Japchae

Japchae is one of the most comprehensive dishes in terms of variety of ingredients and a very popular dish on birthdays.

This is one of the best loved Korean noodle dishes by Koreans as well as by foreign visitors to Korea. The main ingredients are sweet potato noodles which are combined with a lot of different vegetables and meats. Japchae combines over 20 different vegetables with pheasant meat and was eaten by Korean kings and the royal family.

Korea was colonized by Japan between 1910 and 1945, Beginning in 1920, Korea underwent drastic changes under Japanese rule not only in politics but also culturally including food too. After 1920 Japchae, previously a dish for the upper classes, was commoditised and became available in restaurants dish using sweet potato noodles coming from China.

In 1592 Japan invaded Korea the war, we call Imjin Waelan, lasted for 6 years. When the war finished and Japan retreated, there was not enough food for the people also there was no palace left for the king. It was at this time that Japchae became very highly prized by the King.

There is a written record that two low class men, with power over many farmers collected all the ingredients and bribed the king with Japchae and then, the king knighted them. The other courtiers sarcastically called them the Japchae knights.

Speaking of which,

“Innocent if rich, guilty if poor”, is a well-known adage in Korea.

The Vice Chairman of Samsung Electronics had been found guilty of bribing the former president, Park Geunhye. So, I guess bribery is still the route to power.

 

Temple Kimbap

Many years ago, I had a chance to learn about temple food for 2 months from a famous monk-chef in Korea. One of his teachings was what we eat and when we eat is very important.

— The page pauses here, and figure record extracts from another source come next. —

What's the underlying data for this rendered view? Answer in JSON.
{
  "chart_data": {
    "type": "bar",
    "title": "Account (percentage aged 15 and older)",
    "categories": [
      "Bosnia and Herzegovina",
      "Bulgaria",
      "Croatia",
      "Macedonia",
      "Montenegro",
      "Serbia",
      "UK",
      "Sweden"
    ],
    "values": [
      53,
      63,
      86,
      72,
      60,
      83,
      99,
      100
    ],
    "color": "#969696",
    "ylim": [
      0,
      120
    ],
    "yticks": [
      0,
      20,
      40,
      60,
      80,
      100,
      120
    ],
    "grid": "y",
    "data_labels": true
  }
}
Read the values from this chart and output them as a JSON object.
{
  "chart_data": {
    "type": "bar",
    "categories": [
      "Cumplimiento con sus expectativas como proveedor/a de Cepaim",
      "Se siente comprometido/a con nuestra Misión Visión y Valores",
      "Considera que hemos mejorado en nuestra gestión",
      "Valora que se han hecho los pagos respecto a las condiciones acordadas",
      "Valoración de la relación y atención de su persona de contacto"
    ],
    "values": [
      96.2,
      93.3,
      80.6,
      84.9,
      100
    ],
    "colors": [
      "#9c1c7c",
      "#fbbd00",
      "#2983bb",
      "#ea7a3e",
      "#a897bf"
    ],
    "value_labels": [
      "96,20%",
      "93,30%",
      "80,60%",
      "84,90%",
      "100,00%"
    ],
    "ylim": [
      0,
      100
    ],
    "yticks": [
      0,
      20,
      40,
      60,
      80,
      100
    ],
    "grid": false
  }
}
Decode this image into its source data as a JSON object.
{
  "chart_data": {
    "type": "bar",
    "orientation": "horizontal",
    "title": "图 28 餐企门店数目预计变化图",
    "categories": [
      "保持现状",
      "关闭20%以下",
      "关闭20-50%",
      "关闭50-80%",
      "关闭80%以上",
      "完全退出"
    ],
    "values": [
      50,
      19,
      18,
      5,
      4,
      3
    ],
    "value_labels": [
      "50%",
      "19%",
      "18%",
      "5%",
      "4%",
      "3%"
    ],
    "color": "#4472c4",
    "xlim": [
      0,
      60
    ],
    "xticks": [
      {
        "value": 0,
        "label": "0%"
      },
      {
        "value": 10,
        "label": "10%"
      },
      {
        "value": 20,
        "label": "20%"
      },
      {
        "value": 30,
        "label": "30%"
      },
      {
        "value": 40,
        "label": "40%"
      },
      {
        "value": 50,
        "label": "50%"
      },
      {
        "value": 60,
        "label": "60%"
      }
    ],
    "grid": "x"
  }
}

In the morning, eat light food like porridge, for lunch have solid food, a full meal but asmall amount. For dinner in the evening eat just fruits. Eat seasonal food when you can because they are best fresh and most nutritious. Eat a little as you can and don’t eat meat.

Temple food is naturally healthy and vegetarian. It has become increasingly popular in Korea because people are concerned about their wellbeing.

Unfortunately, monks and nuns do not use onions, garlic, chives, spring onions or leeks, the most common five pungent, spicy vegetables. In Korea we call these five forbidden vegetables “o-shin-chae”. Their intense scent and spiciness may distract monks during meditation. Until recently, I always tried to avoid eating “o-shin-chae”.  I don’t why but I didn’t like their smells.

In keeping with the Buddhist principle of harmony with nature ,  Tofu is a vital source of protein for monks as well as one of the main ingredients in temple food. Seaweed has been a part of Korean diet for centuries as well as being a seasoning in temple food.